According to the report, 60% of industry experts agree that coolness is becoming important for Consumer Packaged Goods (CPGs) as consumers increasingly use brands to express their lifestyles.
Cool tools impact on the market
The myth that coolness is only important for products such as clothing and fashion accessories has been exploded. Research has shown that the influence of coolness is spreading to the CPG sector and influencing consumers' purchasing habits, whereas in the past, drinks companies promoted the cool and refreshing qualities of drinks, in today's society consumers want a brand which fits into a wider culture of cool. The rise of glossy magazines, celebrity reality shows, and celebrity male grooming have all had an impact on making the consumer more aware of products which can enhance their image.
Not just for the kids
Contrary to popular belief, coolness is relevant to consumers of all ages. Older consumers still want to be in touch with younger generations and certain products allow them to develop a cool image, fit in with their peer group while not compromising their maturity. While younger consumers look to celebrities to define 'cool', young adults and early mid-lifers want products that are unique, stylish and innovative. Individuality not imitation is most important for this group. A cool brand is rarely all things to all people as coolness is created in the hearts of consumers.

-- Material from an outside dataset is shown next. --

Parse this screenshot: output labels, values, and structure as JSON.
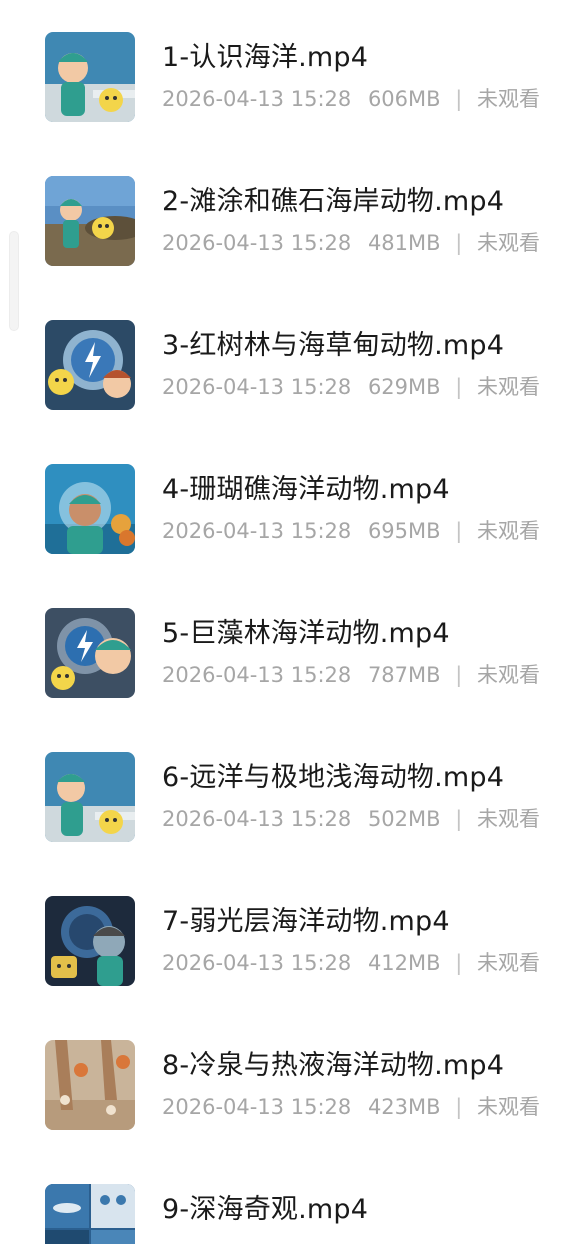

The Sprite Urban Games illustrates how brands can use an events experience to enhance their coolness. A Freesport event combines the worlds of fashion, sport, lifestyle and music and provides a means of developing a cool brand image among younger consumers.
The brand needed to re-think its strategy to create more credibility among the "edgers" or opinion leaders, the key influencers in setting trends. Sprite hired an urban youth consultant to gain greater insight into the group they wanted to target. The company also exploited popular trends in urban culture by launching cans designed by urban artists, sporting a graffiti-style logo and supporting a Skate Support Program to improve local skate parks.
However, marketers need to exercise caution when trying to inject the cool factor. Attempting to 'force fit' a brand can have a negative effect and weaken brand identity. Companies should avoid sponsoring events and creating links with celebrities that do not fit with their brand image as consumers increasingly see through attempts by companies to gain coolness through association. Consciously marketing a product as cool misses the point entirely and is actually uncool. Consumers are becoming more aware of marketing spin so the products need to provide added functional value in addition to a 'cool' image.